The point is, these supposedly ultra-secure systems often lead to less secure practices in the real world. Sometimes, the simplest solution - like a well-configured email system - can be more secure than complex systems that people work around due to inconvenience.
SPAM folder shouldn't exist
Most email providers have a SPAM folder. And I want to argue that they should not exist anymore in 2024.
In the past, it would require significant time to process emails and run the spam filter. So when the server got an email, it would store it and put it in a queue to be filtered and then delivered with a little latency.
But today servers can easily run complex spam filters in a few hundred miliseconds max. Which means they can run the SPAM filter during the SMTP connection and not accept email that is marked as spam. This is what I do with my server and it works great. The huge added benefit is that false positives got a delivery error email from their mail server.
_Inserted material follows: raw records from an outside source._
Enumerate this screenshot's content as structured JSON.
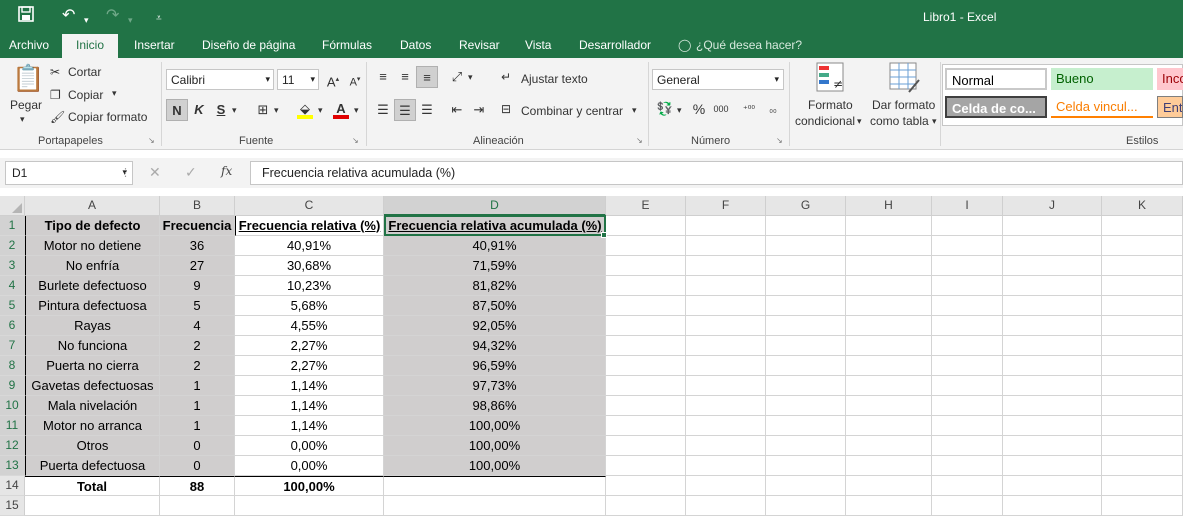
{
  "window": {
    "title": "Libro1 - Excel"
  },
  "tabs": [
    "Archivo",
    "Inicio",
    "Insertar",
    "Diseño de página",
    "Fórmulas",
    "Datos",
    "Revisar",
    "Vista",
    "Desarrollador"
  ],
  "tell_me": "¿Qué desea hacer?",
  "clipboard": {
    "paste": "Pegar",
    "cut": "Cortar",
    "copy": "Copiar",
    "format_painter": "Copiar formato",
    "label": "Portapapeles"
  },
  "font": {
    "name": "Calibri",
    "size": "11",
    "bold": "N",
    "italic": "K",
    "underline": "S",
    "label": "Fuente"
  },
  "alignment": {
    "wrap": "Ajustar texto",
    "merge": "Combinar y centrar",
    "label": "Alineación"
  },
  "number": {
    "format": "General",
    "label": "Número",
    "thousands": "000",
    "percent": "%"
  },
  "styles": {
    "conditional": [
      "Formato",
      "condicional"
    ],
    "as_table": [
      "Dar formato",
      "como tabla"
    ],
    "cells": [
      "Normal",
      "Bueno",
      "Inco",
      "Celda de co...",
      "Celda vincul...",
      "Ent"
    ],
    "label": "Estilos"
  },
  "formula_bar": {
    "name_box": "D1",
    "fx": "fx",
    "content": "Frecuencia relativa acumulada (%)"
  },
  "columns": [
    "A",
    "B",
    "C",
    "D",
    "E",
    "F",
    "G",
    "H",
    "I",
    "J",
    "K"
  ],
  "rows": [
    [
      "Tipo de defecto",
      "Frecuencia",
      "Frecuencia relativa (%)",
      "Frecuencia relativa acumulada (%)"
    ],
    [
      "Motor no detiene",
      "36",
      "40,91%",
      "40,91%"
    ],
    [
      "No enfría",
      "27",
      "30,68%",
      "71,59%"
    ],
    [
      "Burlete defectuoso",
      "9",
      "10,23%",
      "81,82%"
    ],
    [
      "Pintura defectuosa",
      "5",
      "5,68%",
      "87,50%"
    ],
    [
      "Rayas",
      "4",
      "4,55%",
      "92,05%"
    ],
    [
      "No funciona",
      "2",
      "2,27%",
      "94,32%"
    ],
    [
      "Puerta no cierra",
      "2",
      "2,27%",
      "96,59%"
    ],
    [
      "Gavetas defectuosas",
      "1",
      "1,14%",
      "97,73%"
    ],
    [
      "Mala nivelación",
      "1",
      "1,14%",
      "98,86%"
    ],
    [
      "Motor no arranca",
      "1",
      "1,14%",
      "100,00%"
    ],
    [
      "Otros",
      "0",
      "0,00%",
      "100,00%"
    ],
    [
      "Puerta defectuosa",
      "0",
      "0,00%",
      "100,00%"
    ],
    [
      "Total",
      "88",
      "100,00%",
      ""
    ],
    [
      "",
      "",
      "",
      ""
    ]
  ],
  "colors": {
    "accent": "#217346",
    "shade": "#d0cece"
  }
}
Also, if we follow the RFC stricly, all emails must be delivered when the server
respond with 250
respond code, so the SPAM folder is a violation of this.
Having the server respond with with an error code at the SMTP connection level
is the correct way to handle SPAM. Also, responding something like 521
might
trigger spamming server to stop trying and reduce the global trafic.
Never use noreply address
Noreply addresses should not exist, period. If I get an email from your company,
I should be able to hit reply and the reply should go somewhere. Just hook a
ticketing system or whatever, but NEVER EVER EVER use noreply address. If you
have no idea, just put info@yourdomain.com
in the reply-to
header and be
done with it. But you can also go as fast a doing somthing like
98jdsjk@notifications.yourdomain.com
where 98jdsjk
is a notification ID and
have my reply linked to the context it was sent from.
Do not use super long URLs
When you want me to confirm an email, use something like:
https://example.com/email-confirm/1234568789
Anything longer is crap, it will wrap and confuse the user. The action should be visible in the URL.
Use HTML sparingly
I don't use HTML email, I use aerc and I set everything to plain text. But most users like HTML formatting, and that's fine. HTML is not bad per se, but if you don't need it, do not use it. For example, notifications hardly ever require an HTML message. But if you want to display something super fancy like newsletters, include a link to the web version in the plain text message.